I suppose people already have plans to do this using cell phone towers. I was just sort of intrigued by the thought of the general public creating the network rather than the cellular companies. I think one problem with the idea is that if the GPS technology were so cheap that it could go in every router, then it would also be cheap enough to go in whatever mobile device was hoping to do the triangulation.

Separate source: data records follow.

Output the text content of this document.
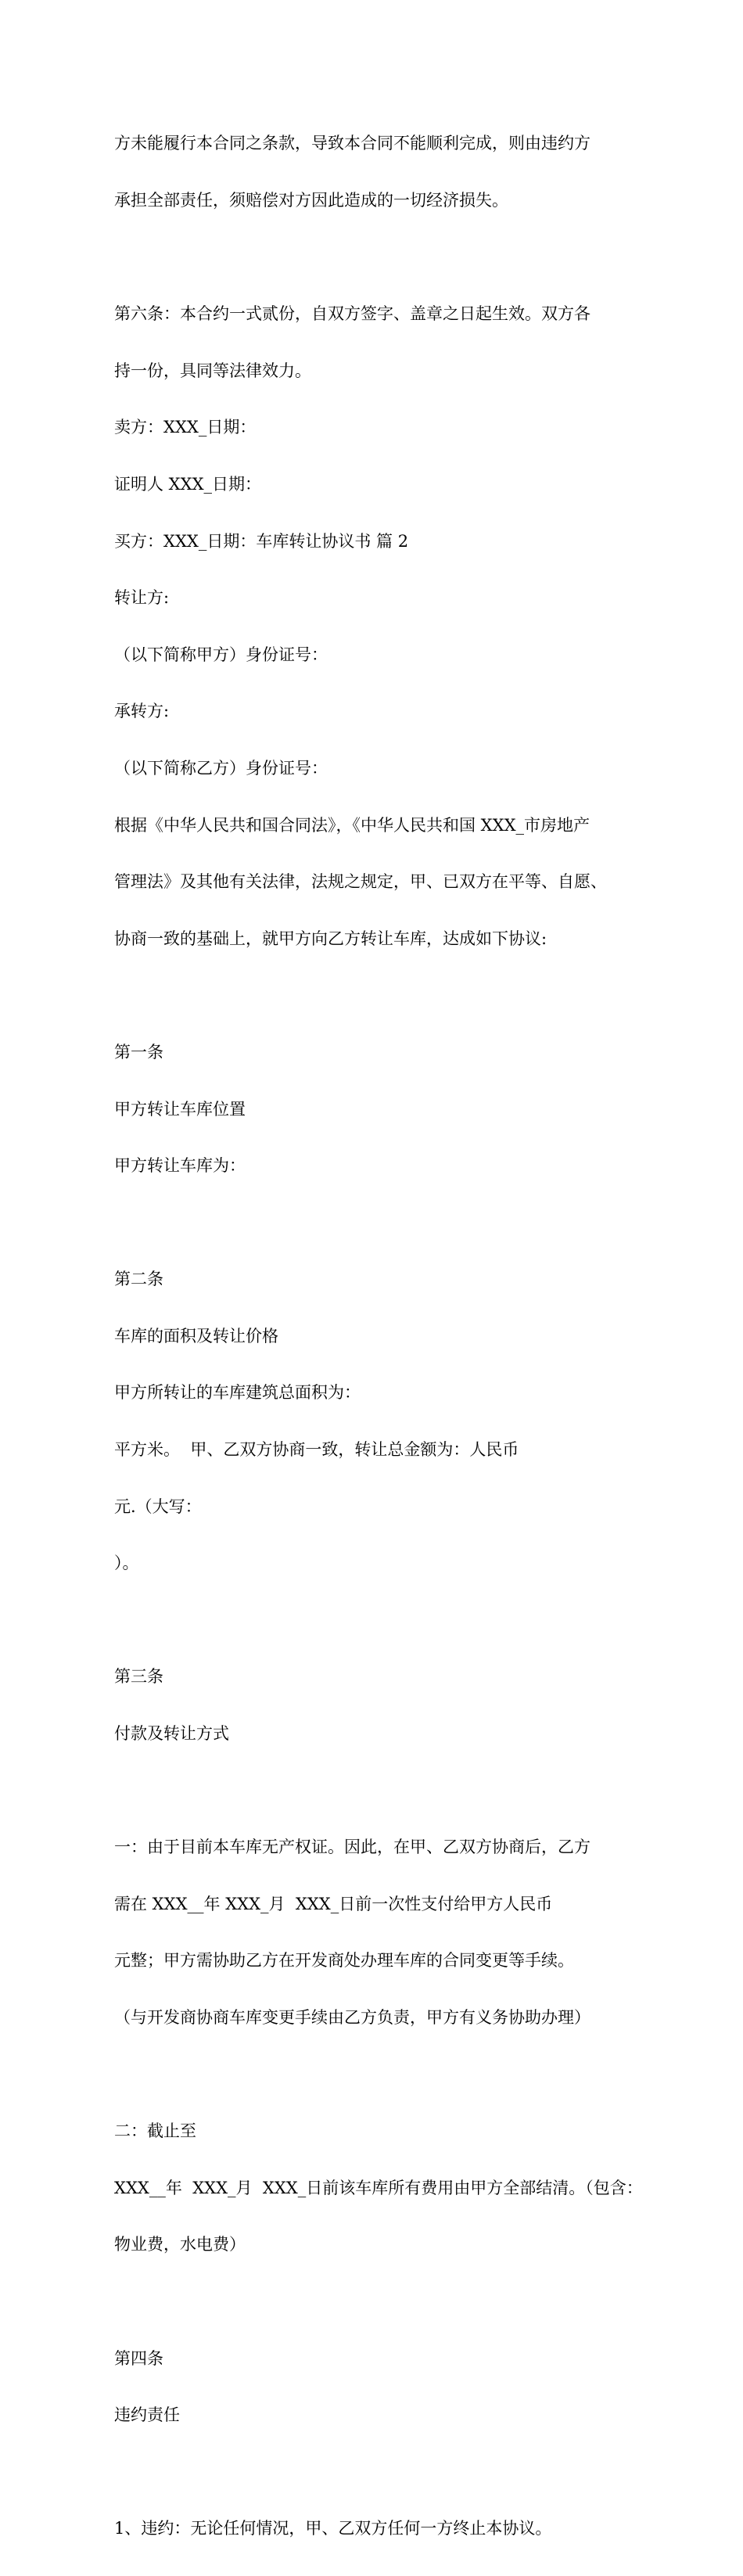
方未能履行本合同之条款，导致本合同不能顺利完成，则由违约方

承担全部责任，须赔偿对方因此造成的一切经济损失。

第六条：本合约一式贰份，自双方签字、盖章之日起生效。双方各

持一份，具同等法律效力。

卖方：XXX_日期：

证明人 XXX_日期：

买方：XXX_日期：车库转让协议书 篇 2

转让方:

（以下简称甲方）身份证号：

承转方:

（以下简称乙方）身份证号：

根据《中华人民共和国合同法》，《中华人民共和国 XXX_市房地产

管理法》及其他有关法律，法规之规定，甲、已双方在平等、自愿、

协商一致的基础上，就甲方向乙方转让车库，达成如下协议:

第一条

甲方转让车库位置

甲方转让车库为：

第二条

车库的面积及转让价格

甲方所转让的车库建筑总面积为：

平方米。  甲、乙双方协商一致，转让总金额为：人民币

元.（大写：

）。

第三条

付款及转让方式

一：由于目前本车库无产权证。因此，在甲、乙双方协商后，乙方

需在 XXX__年 XXX_月  XXX_日前一次性支付给甲方人民币

元整；甲方需协助乙方在开发商处办理车库的合同变更等手续。

（与开发商协商车库变更手续由乙方负责，甲方有义务协助办理）

二：截止至

XXX__年  XXX_月  XXX_日前该车库所有费用由甲方全部结清。（包含：

物业费，水电费）

第四条

违约责任

1、违约：无论任何情况，甲、乙双方任何一方终止本协议。
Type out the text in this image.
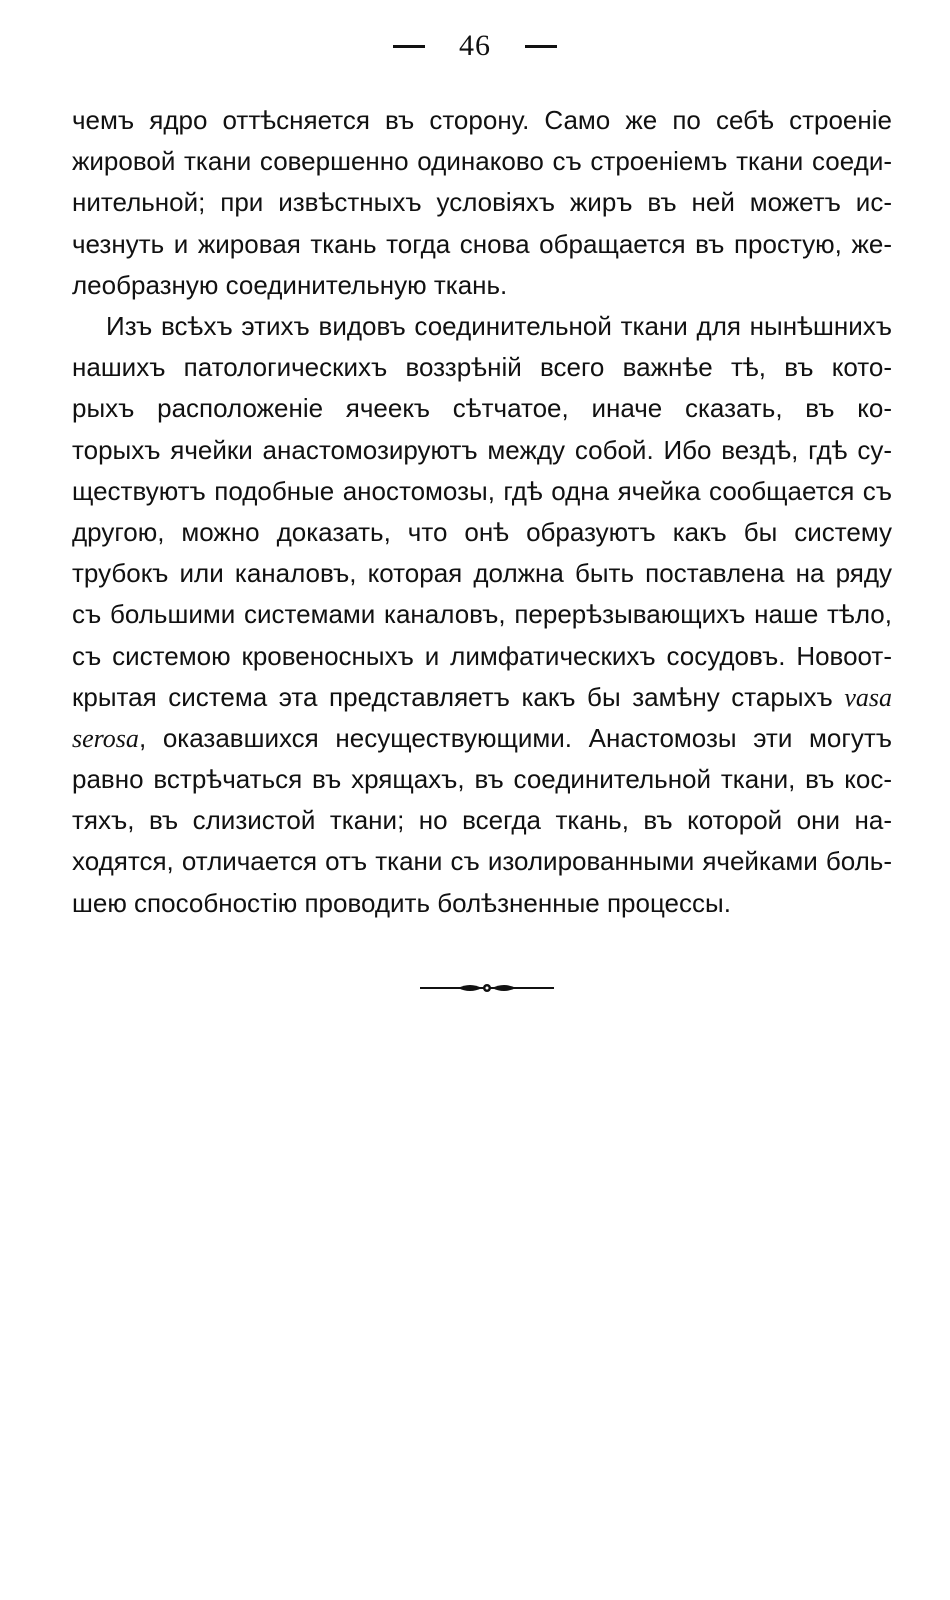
46
чемъ ядро оттѣсняется въ сторону. Само же по себѣ строеніе
жировой ткани совершенно одинаково съ строеніемъ ткани соеди-
нительной; при извѣстныхъ условіяхъ жиръ въ ней можетъ ис-
чезнуть и жировая ткань тогда снова обращается въ простую, же-
леобразную соединительную ткань.
Изъ всѣхъ этихъ видовъ соединительной ткани для нынѣшнихъ
нашихъ патологическихъ воззрѣній всего важнѣе тѣ, въ кото-
рыхъ расположеніе ячеекъ сѣтчатое, иначе сказать, въ ко-
торыхъ ячейки анастомозируютъ между собой. Ибо вездѣ, гдѣ су-
ществуютъ подобные аностомозы, гдѣ одна ячейка сообщается съ
другою, можно доказать, что онѣ образуютъ какъ бы систему
трубокъ или каналовъ, которая должна быть поставлена на ряду
съ большими системами каналовъ, перерѣзывающихъ наше тѣло,
съ системою кровеносныхъ и лимфатическихъ сосудовъ. Новоот-
крытая система эта представляетъ какъ бы замѣну старыхъ vasa
serosa, оказавшихся несуществующими. Анастомозы эти могутъ
равно встрѣчаться въ хрящахъ, въ соединительной ткани, въ кос-
тяхъ, въ слизистой ткани; но всегда ткань, въ которой они на-
ходятся, отличается отъ ткани съ изолированными ячейками боль-
шею способностію проводить болѣзненные процессы.
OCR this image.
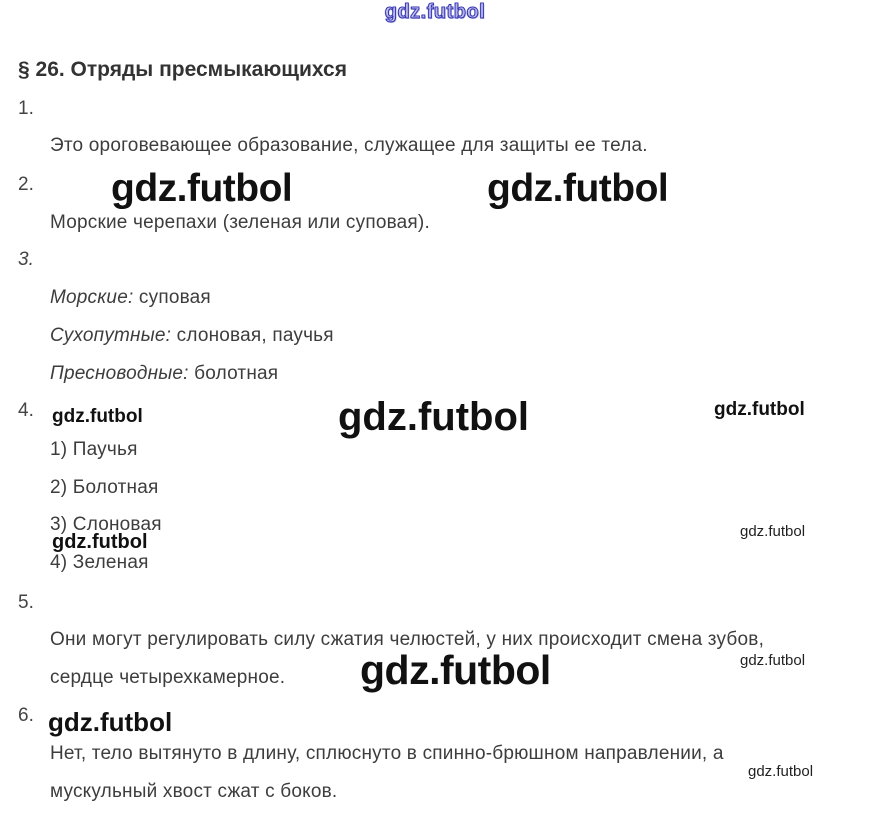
gdz.futbol
§ 26. Отряды пресмыкающихся
1.
Это ороговевающее образование, служащее для защиты ее тела.
2. gdz.futbol	gdz.futbol
Морские черепахи (зеленая или суповая).
3.
Морские: суповая
Сухопутные: слоновая, паучья
Пресноводные: болотная
4. gdz.futbol	gdz.futbol	gdz.futbol
1) Паучья
2) Болотная
3) Слоновая
gdz.futbol	gdz.futbol
4) Зеленая
5.
Они могут регулировать силу сжатия челюстей, у них происходит смена зубов,
gdz.futbol	gdz.futbol
сердце четырехкамерное.
6. gdz.futbol
Нет, тело вытянуто в длину, сплюснуто в спинно-брюшном направлении, а
gdz.futbol
мускульный хвост сжат с боков.
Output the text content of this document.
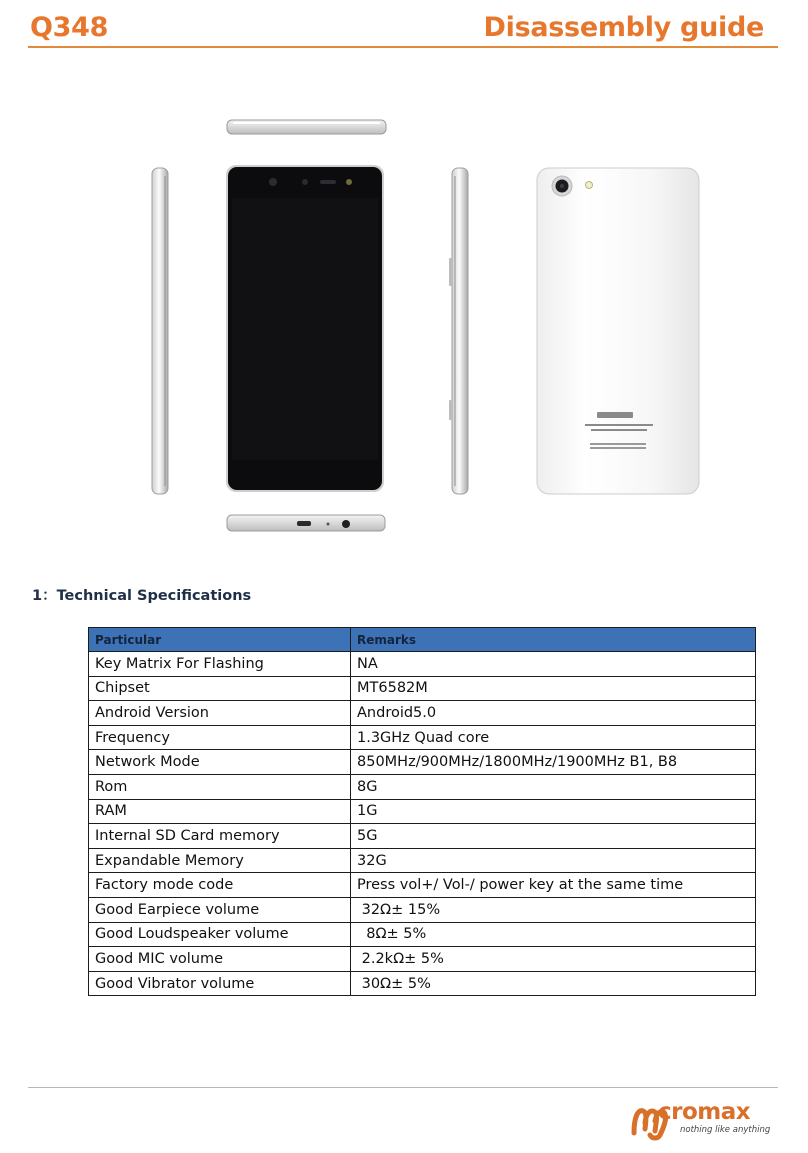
Q348	Disassembly guide
1：Technical Specifications
Particular	Remarks
Key Matrix For Flashing	NA
Chipset	MT6582M
Android Version	Android5.0
Frequency	1.3GHz Quad core
Network Mode	850MHz/900MHz/1800MHz/1900MHz B1, B8
Rom	8G
RAM	1G
Internal SD Card memory	5G
Expandable Memory	32G
Factory mode code	Press vol+/ Vol-/ power key at the same time
Good Earpiece volume	32Ω± 15%
Good Loudspeaker volume	8Ω± 5%
Good MIC volume	2.2kΩ± 5%
Good Vibrator volume	30Ω± 5%
cromax
nothing like anything
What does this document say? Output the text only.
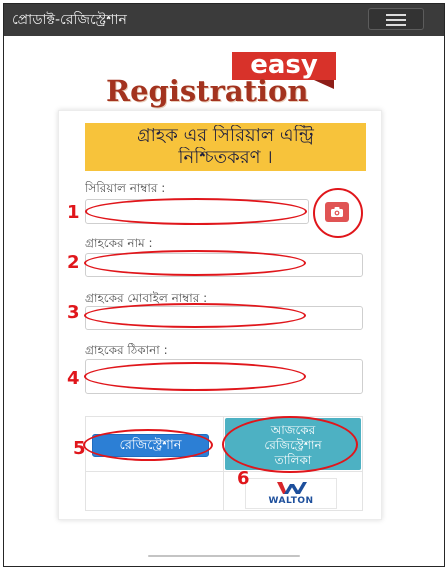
প্রোডাক্ট-রেজিস্ট্রেশান
easy
Registration
গ্রাহক এর সিরিয়াল এন্ট্রি
নিশ্চিতকরণ ।
সিরিয়াল নাম্বার :
গ্রাহকের নাম :
গ্রাহকের মোবাইল নাম্বার :
গ্রাহকের ঠিকানা :
রেজিস্ট্রেশান
আজকের
রেজিস্ট্রেশান
তালিকা
WALTON
1
2
3
4
5
6
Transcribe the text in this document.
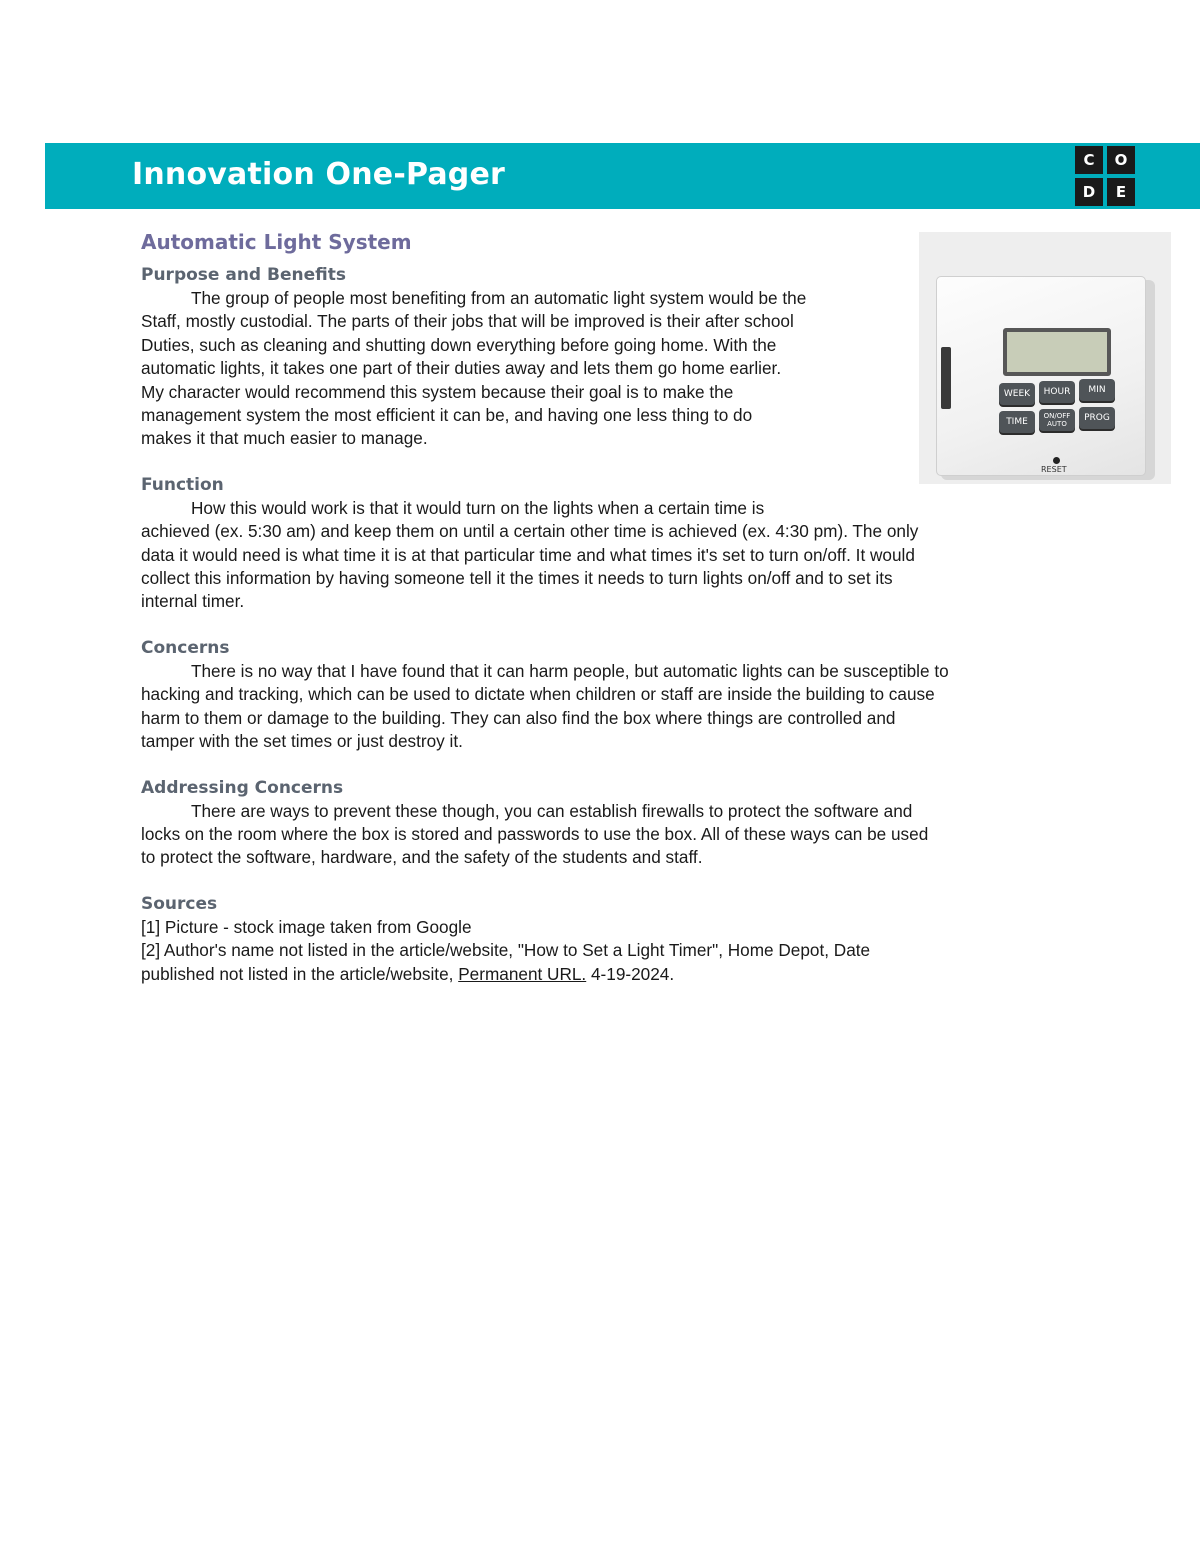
Innovation One-Pager	C	O
D	E
WEEK	HOUR	MIN
TIME
ON/OFF
AUTO
PROG
RESET
Automatic Light System

Purpose and Benefits

The group of people most benefiting from an automatic light system would be the

Staff, mostly custodial. The parts of their jobs that will be improved is their after school

Duties, such as cleaning and shutting down everything before going home. With the

automatic lights, it takes one part of their duties away and lets them go home earlier.

My character would recommend this system because their goal is to make the

management system the most efficient it can be, and having one less thing to do

makes it that much easier to manage.

Function

How this would work is that it would turn on the lights when a certain time is

achieved (ex. 5:30 am) and keep them on until a certain other time is achieved (ex. 4:30 pm). The only

data it would need is what time it is at that particular time and what times it's set to turn on/off. It would

collect this information by having someone tell it the times it needs to turn lights on/off and to set its

internal timer.

Concerns

There is no way that I have found that it can harm people, but automatic lights can be susceptible to

hacking and tracking, which can be used to dictate when children or staff are inside the building to cause

harm to them or damage to the building. They can also find the box where things are controlled and

tamper with the set times or just destroy it.

Addressing Concerns

There are ways to prevent these though, you can establish firewalls to protect the software and

locks on the room where the box is stored and passwords to use the box. All of these ways can be used

to protect the software, hardware, and the safety of the students and staff.

Sources

[1] Picture - stock image taken from Google

[2] Author's name not listed in the article/website, "How to Set a Light Timer", Home Depot, Date

published not listed in the article/website, Permanent URL. 4-19-2024.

I guess this brings me back to my original thought, (which I haven’t written about yet): rather than having GPS in the routers, it should just be possible for the user to enter their coordinates and broadcast them. This is basically free, requiring only some know-how on the part of the router owner. (It should be noted that of the 175 APs the SSIDs had often not been changed from their defaults: 36 2WIRExxx, 3 Apple Network xxx, 5 belkin54g, 5 default, 10 linksys, 7 NETGEAR, etc. providing some indication that people just plug them in and don’t do any configuration, and consequently counting against the chances that they’ll enter their latitude and longitude!)
The reason I didn’t mention this first was the opt-in problem but also the abuse problem. A wise guy is sure to claim that his router in Berkeley is actually located in Fiji, so a mechanism for discounting bad data would have to be built into the triangulating technology. I don’t know. There’s potential for something here. Maybe someone can work it out in the comments.